By M.D. Kittle | Wisconsin Reporter
MADISON — A campaign that began under the auspices of a “United Wisconsin” has hit some division in recent weeks, as two battling Democrats duke it out for their party’s nomination in a recall election against Republican Gov. Scott Walker.
While one GOP official sees the apparent fissure as a win for Walker, a Democratic Party leader asserts Democrats will rally around the people’s candidate, putting disputes over organized labor aside for the ultimate prize of beating a governor they see as Public Enemy No. 1.
With three weeks remaining in the Democrats' primary campaign, Former Dane County Executive Kathleen Falk and Milwaukee Mayor Tom Barrett, front runners in the chase for the Democratic Party’s gubernatorial nomination, have ratcheted up the campaign attacks.
Wisconsin’s public-employee unions have come out in full force and voice in support of Falk, endorsing her and showering her with some $2 million in campaign contributions. They have made clear their dissatisfaction with Barrett, who employed some of the cost-saving measures in Act 10, the Walker-led law that stripped most public employees of collective bargaining, to help solve Milwaukee’s budget problems.
While surrogates for Falk and Barrett battle it out, the idea of a “United” movement against Walker seems to be cracking.
United Wisconsin, a liberal political action committee, drove the recall effort against Walker and Republican Lt. Gov. Rebecca Kleefisch, launching a recall petition drive that began Nov. 15 with a spirit of unity among Democrats. The effort collected more than 900,000 valid signatures to recall Walker, and more than 840,000 in the drive against Kleefisch, well beyond the 540,000-plus signatures needed in each campaign.
Now, as the leading Democrats battle for supremacy, will the sparring drive a wedge among party members — in a nearly evenly divided electorate where every vote matters?
Ben Sparks, spokesman for the Republican Party of Wisconsin, sees division — and division among Democrats could prove costly.
Sparks said the left has an identity crisis, caught, he insisted, between a recall campaign driven by fringe left groups and organized labor and the party “establishment.”
“The left in Wisconsin is a two-headed snake, and both heads are trying to swallow the other,” he said.
There’s divide of purpose among the Wisconsin’s Democratic Party and organized labor, the people who have been faithful to the party in presence and cash.
An article in liberal investigative publication Mother Jones last week, Democratic Party of Wisconsin spokesman Graeme Zielinski “downplayed the importance of the anti-union provisions in Walker’s ‘budget repair’ bill.”
“Collective bargaining is not moving people,” Zielinski told Mother Jones, which pointed to a party strategy memo that gives little attention to union issues.
Now, the directive from up top, agreed on by many party faithful, is that Walker lied to the voters of Wisconsin about the true nature of his agenda, something the governor has repeatedly denied.
Act 10, which earned the ire of state employees, brought tens of thousands of people daily to the Capitol, protesting Walker, the majority Republicans and anyone who stood with them.
Several reports in recent months have highlighted some of the fiscal easing local governments, mostly school districts, have found in applying the key provisions of Act 10, demanding union members pay more for their health care and pensions and holding wage negotiations to the rate of inflation.
Charles Franklin, political science professor at the University of Wisconsin-Madison, said the battles between Barrett and Falk, who are far outpacing fellow Democrats state Sen.

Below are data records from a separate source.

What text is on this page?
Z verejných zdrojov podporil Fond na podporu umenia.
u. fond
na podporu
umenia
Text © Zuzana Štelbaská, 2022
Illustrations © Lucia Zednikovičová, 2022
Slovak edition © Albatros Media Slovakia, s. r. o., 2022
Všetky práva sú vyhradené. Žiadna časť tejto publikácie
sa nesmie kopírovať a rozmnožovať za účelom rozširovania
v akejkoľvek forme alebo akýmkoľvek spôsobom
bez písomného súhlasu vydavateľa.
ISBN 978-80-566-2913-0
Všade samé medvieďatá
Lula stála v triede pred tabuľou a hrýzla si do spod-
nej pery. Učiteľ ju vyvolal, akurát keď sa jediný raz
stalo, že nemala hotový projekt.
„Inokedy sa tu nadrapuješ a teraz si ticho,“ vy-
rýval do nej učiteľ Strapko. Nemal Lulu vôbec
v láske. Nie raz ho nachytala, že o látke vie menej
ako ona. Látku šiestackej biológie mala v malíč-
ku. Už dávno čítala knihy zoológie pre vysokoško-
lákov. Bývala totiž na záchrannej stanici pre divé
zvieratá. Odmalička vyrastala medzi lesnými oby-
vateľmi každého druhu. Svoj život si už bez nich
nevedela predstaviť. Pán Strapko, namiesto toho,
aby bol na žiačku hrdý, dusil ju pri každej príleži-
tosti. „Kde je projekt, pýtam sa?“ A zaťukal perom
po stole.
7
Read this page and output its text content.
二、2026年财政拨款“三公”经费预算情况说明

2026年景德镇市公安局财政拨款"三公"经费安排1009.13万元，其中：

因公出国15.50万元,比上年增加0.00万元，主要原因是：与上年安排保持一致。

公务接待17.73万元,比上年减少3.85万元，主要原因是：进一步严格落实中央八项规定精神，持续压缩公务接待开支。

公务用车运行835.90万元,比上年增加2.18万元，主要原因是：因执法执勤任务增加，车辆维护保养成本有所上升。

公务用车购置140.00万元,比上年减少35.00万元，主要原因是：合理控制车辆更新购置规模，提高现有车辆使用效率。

Kathleen Vinehout, D-Alma, and Secretary of State Douglas LaFollette in the latest polls, may have temporarily divided the party.
But Franklin, who also directs the Marquette University Law School poll tracking 2012 election year politics, said Democrats may find cohesiveness following the May 8 primary, just as Republicans are starting to do around GOP presidential candidate Mitt Romney.
“There are a lot of counter examples of hard fought races that have not led to a divided party,” Franklin said. “And in the current case where Gov. Walker is such a negative for Democrats, they are more likely to unite behind any candidate.”
Edna Highland, vice chair of the Kenosha County Democratic Party, agreed.
“I do believe the Democrats have decided whoever wins the primary, they will back because they want to see Walker the hell out of there,” Highland said. “I don’t think there is going to be any bitterness here.”
The latest polling shows Walker ahead of all comers.
Public Policy Polling, or PPP, which just conducted a poll for liberal website Daily Kos, found Walker ahead of Barrett by 5 percentage points, and 7 percent points in front of Falk. In both cases, Walker tracked 50 percent.
The survey of 1,136 voters, conducted over the weekend, had a margin of error of plus or minus 2.9 percentage points.
It would seem a reversal of fortunes. PPP in February tracked Barrett ahead of Walker, 49 percent to 46 percent, and the governor stood about even with Falk.
Tom Jensen, of national political polling firm PPP, could not be reached for comment Monday.
Franklin said he could not say whether Walker’s rise in the poll has anything to do with the Democrats’ heated gubernatorial primary race.
Marquette releases its next poll about a week before the primary.